烤鱼很快送了上来。程臻盯着拾起筷子开动的顾解颐,心里略有忐忑。他带着很多人来过这间餐馆,但是第一次如此在意动筷子的人的评价。
顾解颐注意到程臻的紧张,心里好笑,面上还不能显,认认真真尝了一筷子,点点头表示肯定。
鱼吃到一半,程臻想起上回给他寄的酱料,问道,“我给你寄过一回酱料,就是这家的,吃了没?”
顾解颐也想起那罐酱料,点点头道,“嗯,吃了。招待了几回客人,自家人吃面条吃了几回,就没有了。”

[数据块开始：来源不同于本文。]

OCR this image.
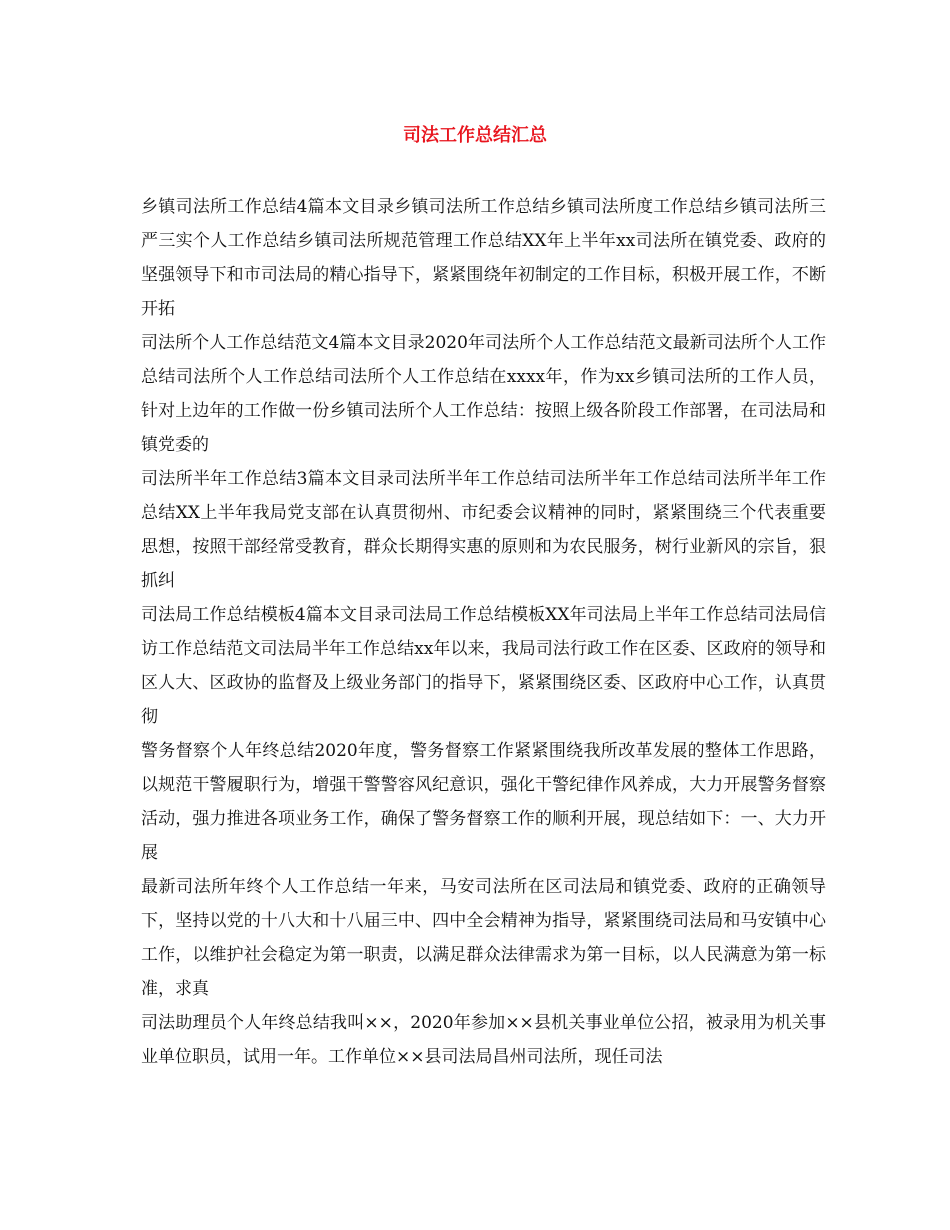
司法工作总结汇总

乡镇司法所工作总结4篇本文目录乡镇司法所工作总结乡镇司法所度工作总结乡镇司法所三严三实个人工作总结乡镇司法所规范管理工作总结XX年上半年xx司法所在镇党委、政府的坚强领导下和市司法局的精心指导下，紧紧围绕年初制定的工作目标，积极开展工作，不断开拓

司法所个人工作总结范文4篇本文目录2020年司法所个人工作总结范文最新司法所个人工作总结司法所个人工作总结司法所个人工作总结在xxxx年，作为xx乡镇司法所的工作人员，针对上边年的工作做一份乡镇司法所个人工作总结：按照上级各阶段工作部署，在司法局和镇党委的

司法所半年工作总结3篇本文目录司法所半年工作总结司法所半年工作总结司法所半年工作总结XX上半年我局党支部在认真贯彻州、市纪委会议精神的同时，紧紧围绕三个代表重要思想，按照干部经常受教育，群众长期得实惠的原则和为农民服务，树行业新风的宗旨，狠抓纠

司法局工作总结模板4篇本文目录司法局工作总结模板XX年司法局上半年工作总结司法局信访工作总结范文司法局半年工作总结xx年以来，我局司法行政工作在区委、区政府的领导和区人大、区政协的监督及上级业务部门的指导下，紧紧围绕区委、区政府中心工作，认真贯彻

警务督察个人年终总结2020年度，警务督察工作紧紧围绕我所改革发展的整体工作思路，以规范干警履职行为，增强干警警容风纪意识，强化干警纪律作风养成，大力开展警务督察活动，强力推进各项业务工作，确保了警务督察工作的顺利开展，现总结如下：一、大力开展

最新司法所年终个人工作总结一年来，马安司法所在区司法局和镇党委、政府的正确领导下，坚持以党的十八大和十八届三中、四中全会精神为指导，紧紧围绕司法局和马安镇中心工作，以维护社会稳定为第一职责，以满足群众法律需求为第一目标，以人民满意为第一标准，求真

司法助理员个人年终总结我叫××，2020年参加××县机关事业单位公招，被录用为机关事业单位职员，试用一年。工作单位××县司法局昌州司法所，现任司法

顾解颐说完这话,之后就望着窗外出神。春意融融,屋外柳条泛了新绿,他想起他家窗台上那瓶蒜苗,也不知今春割了几茬了。酱料吃完之后,他舍不得扔掉玻璃罐,把玻璃罐洗干净,种上了蒜苗,放在厨房窗台上,每次去剪蒜苗炒鸡蛋吃的时候,都会想起给他寄酱料的人。
每天都会有那么一两刻的恍惚,睹物思人。
顾解颐收回视线,看了看面前容貌冷硬,神情却温柔的人,突然笑了起来。
换来程臻茫然的视线。
不过这个,大概要成为他自己甜美的秘密了。
-END-
第23章 努力
徐静河若是下了力气去找一个人,总还是能找到的。
徐静河找到周清朗的时候他正给花草浇水。因为专注,目光迟迟才抬起来,角度低缓,平添了一丝难言的妩媚。
好像一滴露水蓦地坠落草尖,徐静河心头颤了几颤。
周清朗看到他竟然不显惊讶,笑了笑把他让进屋里,又看茶让座,然后放他在堂屋里吹着小风自生自灭,转身没入屋前园子里去了。
晚上徐静河摸进了周清朗的房间,后者没说什么,默默让出半张床,在徐静河身下咬着被子呻吟。
第二天周清朗就把徐静河踹下了山,徐静河难得地三步一回头,看着那个渐渐变小的果园,想着隔天再上山来。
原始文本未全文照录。